Jusqu’à présent, l’Oreshnik est une arme non nucléaire dont la portée est limitée (5000 kilomètres). Mais rien n’empêche en principe la Russie d’équiper un missile ICBM de capacités non nucléaires similaires. Cela permettrait à la Russie d’effectuer des frappes non nucléaires sur le territoire américain ou, plus probablement, sur des bases étrangères et des porte-avions étasuniens.
Mais ces faits, et leurs conséquences, n’ont pas encore pénétré l’esprit des décideurs occidentaux.
Même après la frappe de l’Oreshnik, les États-Unis ont continué à piquer la Russie en guidant l’Ukraine pour qu’elle tire des missiles ATAMAC contre des cibles en Russie.

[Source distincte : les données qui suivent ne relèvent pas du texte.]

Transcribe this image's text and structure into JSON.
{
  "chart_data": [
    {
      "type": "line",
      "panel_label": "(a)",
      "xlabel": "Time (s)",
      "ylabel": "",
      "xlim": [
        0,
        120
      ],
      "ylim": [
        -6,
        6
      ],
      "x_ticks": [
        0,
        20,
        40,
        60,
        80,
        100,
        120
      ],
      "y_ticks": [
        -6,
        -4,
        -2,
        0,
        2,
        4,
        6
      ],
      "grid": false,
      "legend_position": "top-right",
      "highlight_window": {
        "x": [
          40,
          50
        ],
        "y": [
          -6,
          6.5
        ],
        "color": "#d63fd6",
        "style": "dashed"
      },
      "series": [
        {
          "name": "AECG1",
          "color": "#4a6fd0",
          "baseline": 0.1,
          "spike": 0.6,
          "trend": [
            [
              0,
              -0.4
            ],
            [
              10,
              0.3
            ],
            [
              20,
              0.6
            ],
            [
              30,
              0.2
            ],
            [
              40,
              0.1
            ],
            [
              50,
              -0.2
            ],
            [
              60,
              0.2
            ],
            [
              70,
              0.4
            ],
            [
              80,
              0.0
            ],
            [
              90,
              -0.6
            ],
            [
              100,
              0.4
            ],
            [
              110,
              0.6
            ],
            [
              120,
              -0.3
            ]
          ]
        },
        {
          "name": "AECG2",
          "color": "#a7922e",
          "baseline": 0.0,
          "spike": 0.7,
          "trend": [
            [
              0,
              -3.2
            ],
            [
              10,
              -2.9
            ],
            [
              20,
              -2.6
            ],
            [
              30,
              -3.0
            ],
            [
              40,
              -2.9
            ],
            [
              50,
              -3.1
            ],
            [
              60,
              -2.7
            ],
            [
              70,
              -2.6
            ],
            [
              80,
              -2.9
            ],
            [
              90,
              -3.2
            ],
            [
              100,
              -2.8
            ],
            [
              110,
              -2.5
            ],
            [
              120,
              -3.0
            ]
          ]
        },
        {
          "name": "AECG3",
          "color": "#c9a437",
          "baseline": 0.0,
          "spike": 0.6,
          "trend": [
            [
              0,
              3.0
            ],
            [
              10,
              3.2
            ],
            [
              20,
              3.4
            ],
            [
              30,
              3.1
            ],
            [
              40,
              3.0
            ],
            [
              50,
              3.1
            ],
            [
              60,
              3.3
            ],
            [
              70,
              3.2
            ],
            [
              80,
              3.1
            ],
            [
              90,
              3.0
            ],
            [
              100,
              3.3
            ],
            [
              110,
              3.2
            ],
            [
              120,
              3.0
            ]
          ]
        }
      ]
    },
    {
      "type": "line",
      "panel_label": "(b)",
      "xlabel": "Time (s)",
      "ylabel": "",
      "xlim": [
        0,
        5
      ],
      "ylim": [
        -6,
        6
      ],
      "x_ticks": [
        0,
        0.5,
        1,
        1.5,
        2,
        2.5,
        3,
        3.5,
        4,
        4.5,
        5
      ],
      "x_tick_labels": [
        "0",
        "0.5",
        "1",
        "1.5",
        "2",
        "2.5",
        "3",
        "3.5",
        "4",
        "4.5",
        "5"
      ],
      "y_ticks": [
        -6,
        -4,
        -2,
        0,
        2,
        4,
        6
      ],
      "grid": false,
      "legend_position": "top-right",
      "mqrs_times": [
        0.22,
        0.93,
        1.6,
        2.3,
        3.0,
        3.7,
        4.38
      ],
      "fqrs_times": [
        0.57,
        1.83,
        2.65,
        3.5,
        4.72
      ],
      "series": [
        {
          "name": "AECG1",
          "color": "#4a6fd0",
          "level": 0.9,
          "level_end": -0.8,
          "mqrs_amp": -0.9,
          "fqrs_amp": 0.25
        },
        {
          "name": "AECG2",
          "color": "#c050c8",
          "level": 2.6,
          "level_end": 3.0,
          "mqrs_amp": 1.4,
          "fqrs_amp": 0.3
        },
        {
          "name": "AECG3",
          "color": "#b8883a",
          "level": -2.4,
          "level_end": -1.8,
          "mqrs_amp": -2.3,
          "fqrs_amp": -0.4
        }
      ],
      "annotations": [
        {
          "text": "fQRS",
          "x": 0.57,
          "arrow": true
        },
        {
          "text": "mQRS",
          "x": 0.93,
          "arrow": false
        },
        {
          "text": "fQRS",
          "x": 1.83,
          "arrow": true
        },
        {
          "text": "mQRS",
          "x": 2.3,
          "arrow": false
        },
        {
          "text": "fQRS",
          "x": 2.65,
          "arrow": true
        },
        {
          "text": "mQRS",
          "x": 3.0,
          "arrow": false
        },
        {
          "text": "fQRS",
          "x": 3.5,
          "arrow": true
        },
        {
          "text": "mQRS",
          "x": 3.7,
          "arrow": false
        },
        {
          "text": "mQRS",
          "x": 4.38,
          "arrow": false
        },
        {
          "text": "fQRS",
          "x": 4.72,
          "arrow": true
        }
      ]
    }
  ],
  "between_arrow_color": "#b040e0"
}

Hier, le ministère russe de la Défense a annoncé, de manière inhabituelle, que deux attaques de ce type avaient eu lieu :
« Le 23 novembre, l’ennemi a tiré cinq missiles opérationnels-tactiques ATACMS de fabrication américaine sur une position d’un bataillon antiaérien S-400 près de Lotarevka (37 kilomètres au nord-ouest de Koursk).
Au cours d’un combat surface-air, l’équipage d’un AAMG Pantsir protégeant le bataillon a détruit trois missiles ATACMS, et deux ont atteint leur cible. (...)
Le 25 novembre, le régime de Kiev a effectué une nouvelle frappe avec huit missiles opérationnels-tactiques ATACMS sur l’aérodrome de Kursk-Vostochny (près de Khalino). Sept missiles ont été abattus par les systèmes SAM S-400 et AAMG Pantsir, un missile a atteint la cible assignée ».
D’un point de vue militaire, ces frappes ne sont pas pertinentes. Mais elles démontrent que les États-Unis essaient toujours de « faire bouillir la grenouille », même après qu’elle se soit échappée du récipient. Selon Poutine, la Russie dispose de plusieurs missiles Oreshnik et d’armes similaires prêts à être lancés.
Les cibles potentielles de ces missiles sont évidentes :
« La base américaine de défense antimissile en Pologne est depuis longtemps considérée comme une cible prioritaire pour une neutralisation potentielle par les forces armées russes, a déclaré la porte-parole du ministère des Affaires étrangères, Maria Zakharova, lors d’une réunion d’information.
« Compte tenu du niveau de menace que représentent ces installations militaires occidentales, la base de défense antimissile en Pologne figure depuis longtemps parmi les cibles prioritaires pour une neutralisation potentielle. Si nécessaire, cette neutralisation peut être réalisée à l’aide d’une large gamme d’armes de pointe », a déclaré la diplomate ».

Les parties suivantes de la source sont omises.